Increasingly the discussion around the board rooms of Australia’s blue-chip companies and heavy-hitting institutional investors is not about how to boost profits and share prices – but how to do good. Not that the conversation is particularly about generosity or altruism: they’ve realised that adopting environmental, social and governance (ESG) principles makes sound financial and strategic sense.
“It’s been a slow burn over the past decade, but now ESG is considered an important part of investing well,” says Responsible Investments Association of Australasia CEO Simon O’Connor. “In the past couple of years it has really stimulated because we have just seen how relevant these non-financial considerations have become to share price movements.” Also known as ethical investing, responsible investing or impact investing, ESG has evolved far beyond a fringe ethos catering to a minority of green-tinged or socially conscious consumers. Traditionally, ethical investment has meant refraining from investing in harmful industries such as tobacco or armaments, or environmentally destructive practices. Under the ESG banner, it entails much more: the “social” element covers aspects such as employing non-discriminatory hiring practices, affirmative action, treatment of workers (including remuneration), and avoiding products or services derived from slave labour. The “governance” part relates to how organisations – especially listed companies – comport themselves. Increasingly they are being brought to account: Australian Ethical, the country’s biggest pure play ethical fund, recently divested its AMP holding amid revelations that the assurance giant was charging customers fees for non-existent services.According to the RIAA’s report, $1 out of every $2 invested by the institutions — $622 billion — is done according to broad responsible guidelines. “That’s much higher than in the US and closer to the European experience,” O’Connor says. A further $64.9 billion is invested according to core responsible investing principles. A similar RIAA survey of 53 super funds released shows that 81 per cent are committed to responsible investing.
Appraising ESG should be fundamental to assessing the risk and return trade-off needed for any investment — especially at a time when investors are likely to achieve lower returns globally. The core thesis of investing is to achieve a risk-adjusted return and the risk landscape is now more complex than it was. For the Australian market, the key is understanding that value can be destroyed by environmental issues, or when the share value of a fast food company dives because it has been underpaying workers. While corporate and institutional investors have led the way on ESG, governments have not proved effective advocates. But the winds of change are blowing.It has been noted that “commercial imperatives” were behind the push to ESG and climate change as a financial risk. “Institutions that fail to adequately plan for this transition put their own futures in jeopardy, with subsequent consequences for their account holder members and policy holders.Rio Tinto, who has been exiting the coal business, is seeing shareholders agitate for it to reconsider membership of industry bodies that support the coal industry.

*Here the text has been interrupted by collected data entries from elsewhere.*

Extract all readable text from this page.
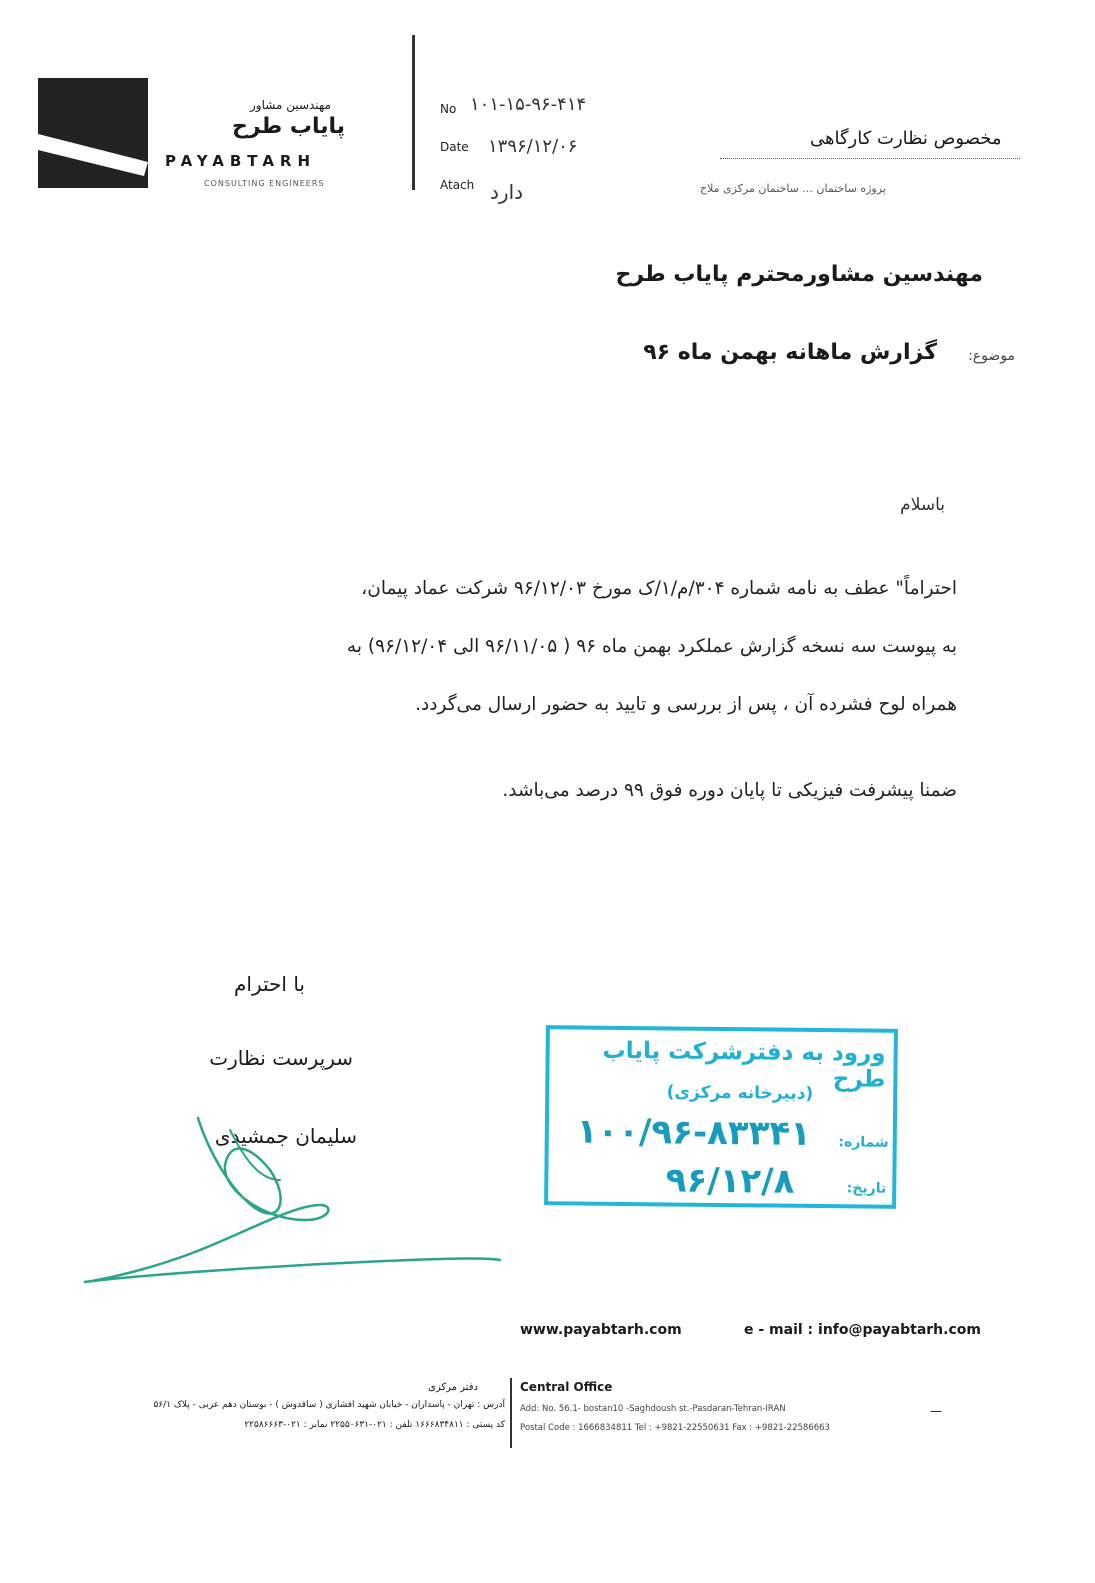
مهندسین مشاور
پایاب طرح
PAYABTARH
CONSULTING ENGINEERS
No ۱۰۱-۱۵-۹۶-۴۱۴
Date ۱۳۹۶/۱۲/۰۶
Atach دارد
مخصوص نظارت کارگاهی
پروژه ساختمان ... ساختمان مرکزی ملاح
مهندسین مشاورمحترم پایاب طرح
موضوع:
گزارش ماهانه بهمن ماه ۹۶
باسلام
احتراماً" عطف به نامه شماره ۳۰۴/م/۱/ک مورخ ۹۶/۱۲/۰۳ شرکت عماد پیمان،
به پیوست سه نسخه گزارش عملکرد بهمن ماه ۹۶ ( ۹۶/۱۱/۰۵ الی ۹۶/۱۲/۰۴) به
همراه لوح فشرده آن ، پس از بررسی و تایید به حضور ارسال می‌گردد.
ضمنا پیشرفت فیزیکی تا پایان دوره فوق ۹۹ درصد می‌باشد.
با احترام
سرپرست نظارت
سلیمان جمشیدی
ورود به دفترشرکت پایاب طرح
(دبیرخانه مرکزی)
شماره:
۱۰۰/۹۶-۸۳۳۴۱
تاریخ:
۹۶/۱۲/۸
www.payabtarh.com	e - mail : info@payabtarh.com
دفتر مرکزی	Central Office
آدرس : تهران - پاسداران - خیابان شهید افشاری ( ساقدوش ) - بوستان دهم عربی - پلاک ۵۶/۱
کد پستی : ۱۶۶۶۸۳۴۸۱۱ تلفن : ۰۲۱-۲۲۵۵۰۶۳۱ نمابر : ۰۲۱-۲۲۵۸۶۶۶۳
Add: No. 56.1- bostan10 -Saghdoush st.-Pasdaran-Tehran-IRAN
Postal Code : 1666834811 Tel : +9821-22550631 Fax : +9821-22586663
—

The push is coming from both consumers and the institutions responsible for investing trillions of dollars of retail savings. It is now important to see the investment community ramping up their willingness to take a visible, active stance on these issues. The trend was highlighted at recent annual meetings of QBE Insurance and Rio Tinto. In the case of QBE, a resolution to improve the insurer’s disclosure of climate risks received close to a 20 per cent vote in favour. In the case of Rio, 18.7 per cent of holders approved a motion exhorting the miner to reconsider its membership of industry bodies advocating for the coal industry.
Global research suggests that ESG adopters perform just as well as traditional investments and in some cases are demonstrably superior. For instance, a global meta study by Deutsche Asset Management distilled the findings of 2000 separate performance studies. It concluded that deploying ESG principles helped returns 64 per cent of the time, and had a neutral or positive effect 93 per cent of the time.According to the sources, “core” responsible funds returned an average 13 per cent over five years and 6.3 per cent over 10 years, compared with 11.6 per cent and 4.4 per cent for the benchmark S&P/ASX300 accumulation index.
Australian Ethical reports that its flagship retail fund gained 14 per cent over the past five years and 7.8 per cent over the past 10 years. The benchmark small ordinaries index returned 9.2 per cent and 2.6 per cent respectively. Australian Ethical CEO Phil Vernon says about half of all super funds have adopted some sort of responsible investment screens. Climate change, shifting consumer preferences and a hardening of attitudes towards big companies have all played a role. “We talk about the rise of the conscious consumer — substantial issues are becoming front and centre of their mind,” he says.